Adele in München

München ist mehr – Eine Glosse

Zwischen diversen Megaevents gilt es nicht zu vergessen, was Kultur eigentlich ausmacht.

Nun ist er schon im letzten Drittel angelangt, der „Sommer der Superlative“ mit seinen unzähligen (ok, 25 oder so) Großkonzerten. Das Superbloom steht noch an und dann geht es an die Hallenkonzerte von Janet Jackson, Childish Gambino und vielen anderen. Scheinbar nahtlos geht es diesen Monat natürlich noch mit dem nächsten wirklichen Superlativ – dem größten Volksfest der Welt – weiter. Und ja: Während Taylor Swift, Adele, Coldplay, Justin Timberlake und Co. ordentlich Geld in die Kassen der Stadt und ihrer Etablissements gespült haben, wurden zugleich die Portemonnaies der Bewohner*innen der Stadt geplündert.

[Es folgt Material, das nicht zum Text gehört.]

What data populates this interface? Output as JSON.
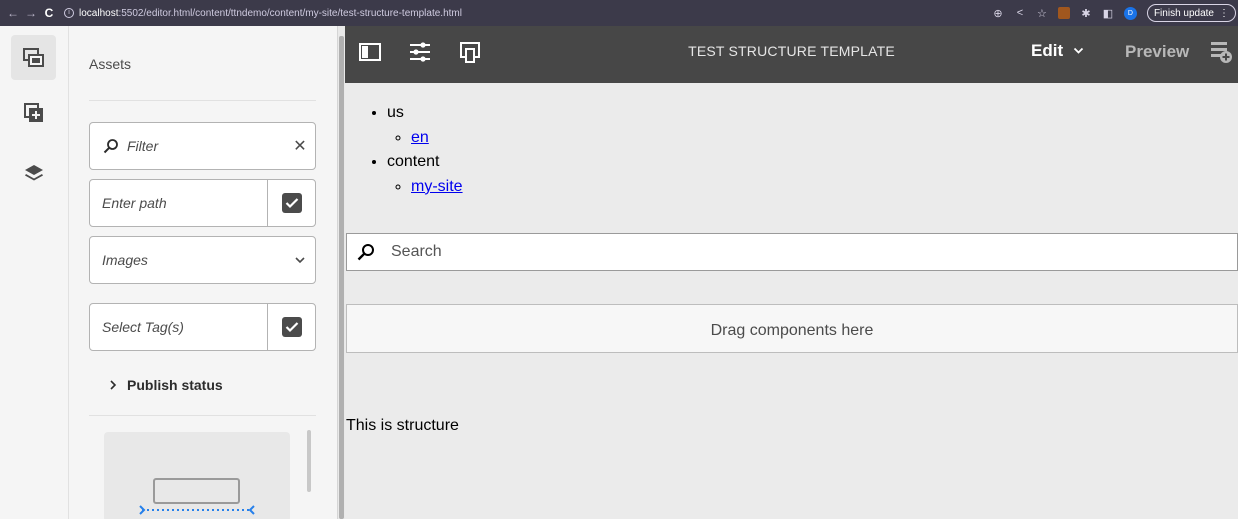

Ich kann die Leute also verstehen, die sich fragen, wer denn überhaupt noch Geld für die Wiesn haben soll. Bei 15 Euro für die Mass. In der Welthauptstadt des Bieres eigentlich eine Peinlichkeit. Aber ich wollte ja über was ganz anderes schimpfen: Nochmal zu Adele. Da rechnet das Wirtschaftsreferat um Clemens Baumgärtner mit 563 Millionen Euro, die durch diese zehn Konzerte in die Stadt gespült werden. Während das Kulturreferat im Zuge größerer Sparmaßnahmen der Stadt München knapp acht Millionen Euro weniger Etat abbekommt, was zu einem Aufschrei quer durch alle Sparten führte.
Mir ist schon klar, dass die Gegenüberstellung der beiden Zahlen tendenziös ist und man von den Adele-(Un-)Summen nur die Steuereinnahmen einrechnen darf etc. Dennoch zeigt sich hier, wie groß die Schere zwischen unterschiedlichen Typen kultureller Events inzwischen ist.

„Willst du gelten, mach dich selten.“ Künstliche Verknappung, eine der unsympathischsten Marketingstrategien des Kapitalismus, führt dann dazu, dass Leute vierstellige Eurobeträge ausgeben, um einen Abend in irgendeinem Stadion an irgendeiner U-Bahnendhaltestelle die (durchaus schön) wuiselnde Adele auf irgendeiner Riesenleinwand zu sehen, die allein so viel kostet, wie diverse Jahresgehälter freier Theaterschaffender, Musiker*innen, Künstler*innen, Schriftsteller*innen zusammen. Dann macht man als Zuschauer*in einen Haken ans Kulturjahr 2024. Bei dem Megaevent des Jahres war man ja dabei, bis Weihnachten besteht das Kulturerleben jetzt aus Streaming von der heimischen Couch aus und das facettenreiche Angebot direkt um einen herum, wird ausgeblendet.

Und ich kann das bei den Ticketpreisen der Großevents auch verstehen, aber das ist nicht, wie Kultur eine Stadt prägen kann und auch nicht, wofür die kommenden 80 Seiten dieses Hefts stehen. München ist mehr als eine praktisch im südlichen Mitteleuropa gelegene Infrastrukturmaßnahme für Superstars. Darum geht es in unserem Heft und auf dieser Website. Und da Sie, ja SIE!, gerade diesen Text lesen, nehme ich ganz dreist an, dass Sie wissen, dass ein Abend nicht unbedingt mehrere Millionen Euro in der Produktion kosten muss, um eindrucksvoll zu sein. Einmal im Jahr zur gebuchten Reizüberflutung in die U2 zu steigen: das kanns doch echt nicht sein. Wenn die lokale Kulturszene zwischen horrenden Mieten und schwindender Förderung verkümmert, vor den Toren der Stadt aber die Megaevents stattfinden, läuft etwas falsch. Schauen wir, dass es nicht so kommt. Viel Spaß auf unserer Website! Lassen Sie sich inspirieren!